Bocce ball is an oldsters' game easily embraced by midsters 

A recent BW retreat to the Lodge at Riggins Hot Springs afforded us staffers a weekend of rest and relaxation if so desired, or a few days of play, which some of us took advantage of like kids at summer camp.

On Saturday, with the bright sun reflecting off the Salmon River, some of my colleagues headed out on a miles-long hike. It never crossed my mind to bring shoes other than flip-flops so hiking was out. One employee brought his bike. Not only did I not think to bring my bike, he covered more ground in that one day than I do in a month. No biking for me. Some people splashed around in the pool. I don't even own a bathing suit. For the staffers hanging out inside the lodge, poker was the game of choice. I can't remember if a full house beats a straight flush, and my poker face consists of a furrowed brow and a steady stream of "Damn, damn, damn." I don't play cards much.

I don't have great eye-hand coordination either, but an offer to join in a game of bocce ball, playing across the acres of lawn that surround the lodge, was inviting for a couple of reasons: One: it only takes one hand so the other hand is free to hold a cup, can or bottle. Two: with a modicum of practice, the object of the game is easily achieved. Three: it's a game popular with the retirees living in condos in Miami.
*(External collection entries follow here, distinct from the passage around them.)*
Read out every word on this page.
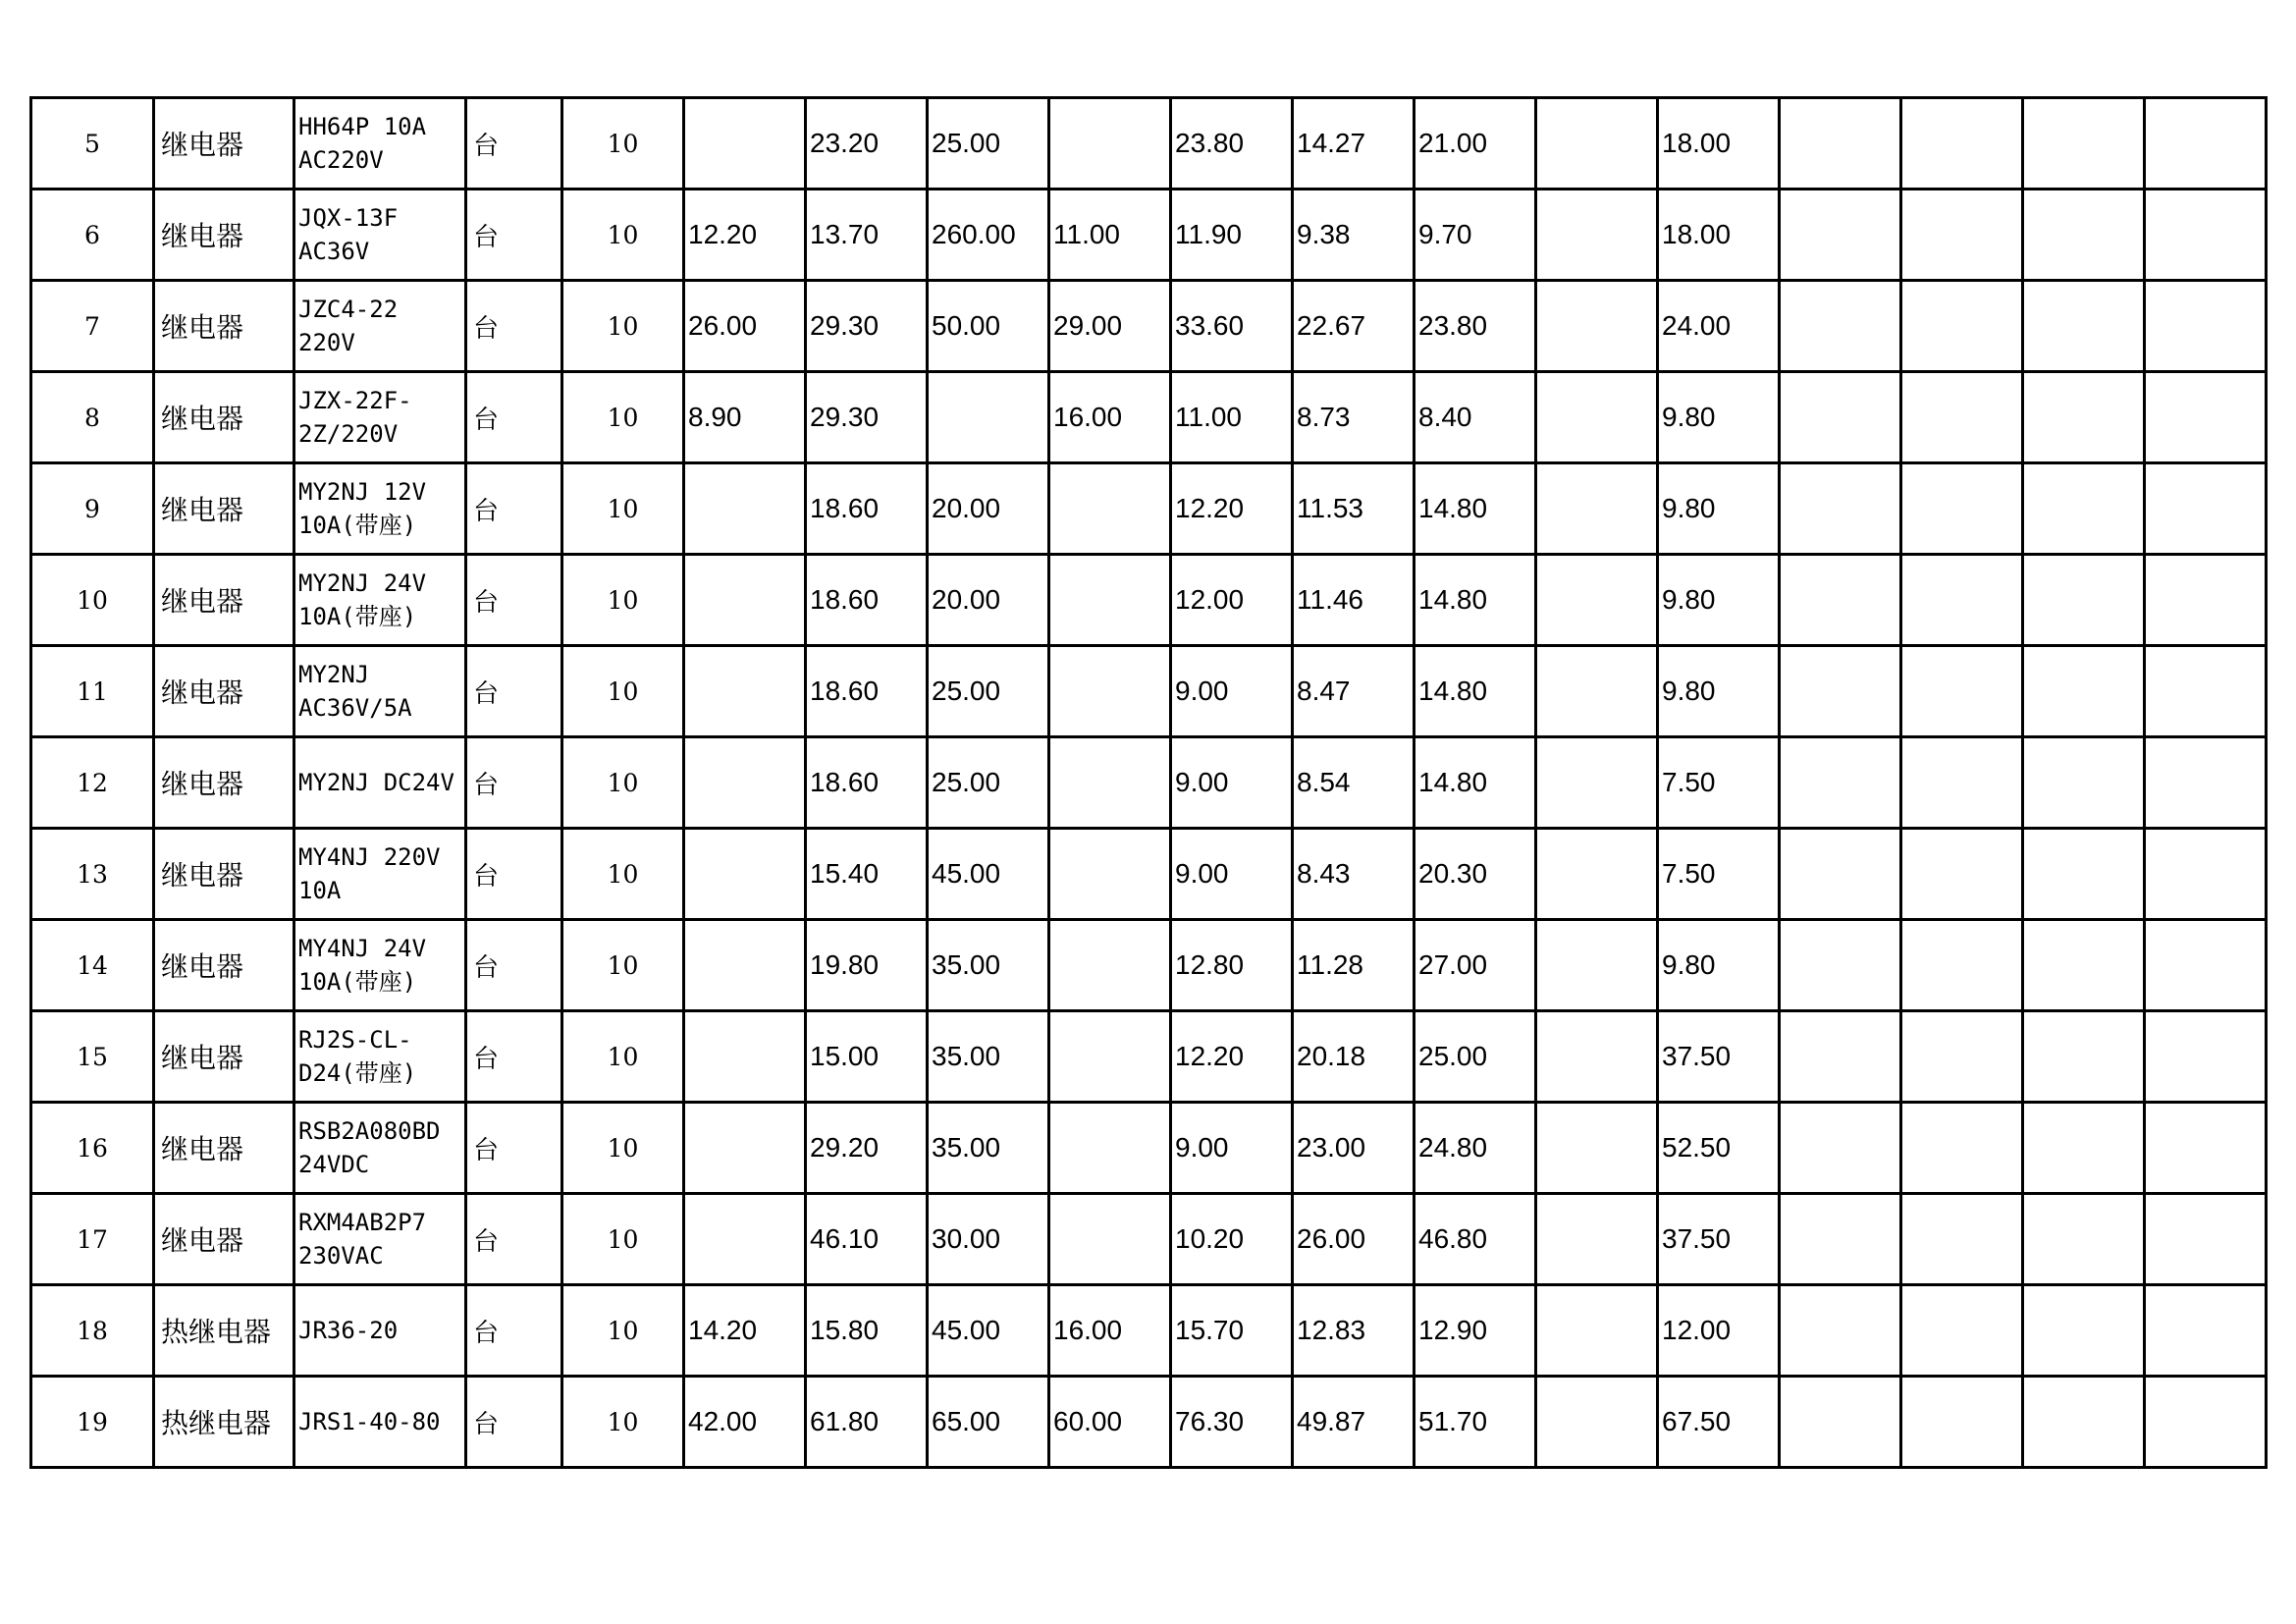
5	继电器	HH64P 10A
AC220V	台	10		23.20	25.00		23.80	14.27	21.00		18.00				
6	继电器	JQX-13F
AC36V	台	10	12.20	13.70	260.00	11.00	11.90	9.38	9.70		18.00				
7	继电器	JZC4-22
220V	台	10	26.00	29.30	50.00	29.00	33.60	22.67	23.80		24.00				
8	继电器	JZX-22F-
2Z/220V	台	10	8.90	29.30		16.00	11.00	8.73	8.40		9.80				
9	继电器	MY2NJ 12V
10A(带座)	台	10		18.60	20.00		12.20	11.53	14.80		9.80				
10	继电器	MY2NJ 24V
10A(带座)	台	10		18.60	20.00		12.00	11.46	14.80		9.80				
11	继电器	MY2NJ
AC36V/5A	台	10		18.60	25.00		9.00	8.47	14.80		9.80				
12	继电器	MY2NJ DC24V	台	10		18.60	25.00		9.00	8.54	14.80		7.50				
13	继电器	MY4NJ 220V
10A	台	10		15.40	45.00		9.00	8.43	20.30		7.50				
14	继电器	MY4NJ 24V
10A(带座)	台	10		19.80	35.00		12.80	11.28	27.00		9.80				
15	继电器	RJ2S-CL-
D24(带座)	台	10		15.00	35.00		12.20	20.18	25.00		37.50				
16	继电器	RSB2A080BD
24VDC	台	10		29.20	35.00		9.00	23.00	24.80		52.50				
17	继电器	RXM4AB2P7
230VAC	台	10		46.10	30.00		10.20	26.00	46.80		37.50				
18	热继电器	JR36-20	台	10	14.20	15.80	45.00	16.00	15.70	12.83	12.90		12.00				
19	热继电器	JRS1-40-80	台	10	42.00	61.80	65.00	60.00	76.30	49.87	51.70		67.50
In other words, it's not very strenuous.

Roughly, the rules of the game are as follows: Regulation bocce (the Italian word for "ball") is played on a court 91-feet long and 13-feet wide constructed with both side walls and back walls (we made do on a swath of manicured lawn). The game is played with eight large, hefty balls, or bocci, and one small ball, called a pallino or pallina. Teams made up of one, two or four people try to get their bocci as close to the pallino as possible. A toss of a quarter can determine who goes first. The team that throws—or bowls—first then stands aside, giving the other team the opportunity to get closer. Whoever gets nearest the pallino stands aside, letting the other team bowl until they either have the closest ball or have bowled all of their bocci. Teams are given one point for each ball closer to the pallino than their opponents. Games are played to 11, 16, 21 or any previously determined number of points.
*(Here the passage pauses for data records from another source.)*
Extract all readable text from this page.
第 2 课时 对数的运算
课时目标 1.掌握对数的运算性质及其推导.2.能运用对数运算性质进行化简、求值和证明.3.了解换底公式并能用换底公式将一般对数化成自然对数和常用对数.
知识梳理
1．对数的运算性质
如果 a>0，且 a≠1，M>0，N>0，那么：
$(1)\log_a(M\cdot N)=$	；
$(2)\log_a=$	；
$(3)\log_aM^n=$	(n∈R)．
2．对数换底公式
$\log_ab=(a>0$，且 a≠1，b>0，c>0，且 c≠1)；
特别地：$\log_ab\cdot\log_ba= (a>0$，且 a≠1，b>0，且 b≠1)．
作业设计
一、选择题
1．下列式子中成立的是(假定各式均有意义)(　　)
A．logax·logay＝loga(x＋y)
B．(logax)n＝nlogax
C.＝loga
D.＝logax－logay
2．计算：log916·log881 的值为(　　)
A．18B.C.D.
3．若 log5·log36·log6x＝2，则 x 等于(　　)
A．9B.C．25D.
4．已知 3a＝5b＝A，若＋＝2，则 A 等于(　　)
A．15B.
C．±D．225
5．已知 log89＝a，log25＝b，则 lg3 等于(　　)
Tossing the ball across lumpy grass, rife with rises and dips and hidden reserves of deer and goose guano would never qualify my workmates and me for the U.S. Bocce Team. But it did give me an appreciation and affection for this ancient game. Players can move at their own pace, the game definitely engenders a sense of friendly competition and quickly becomes addictive. One of my workmates who found the game as appealing as I did (mostly because she never had to set her beer down) bought a bocce set soon after our return to Boise, and together, we whiled away most of a recent Sunday afternoon in my back yard. The rematch is at her house next weekend.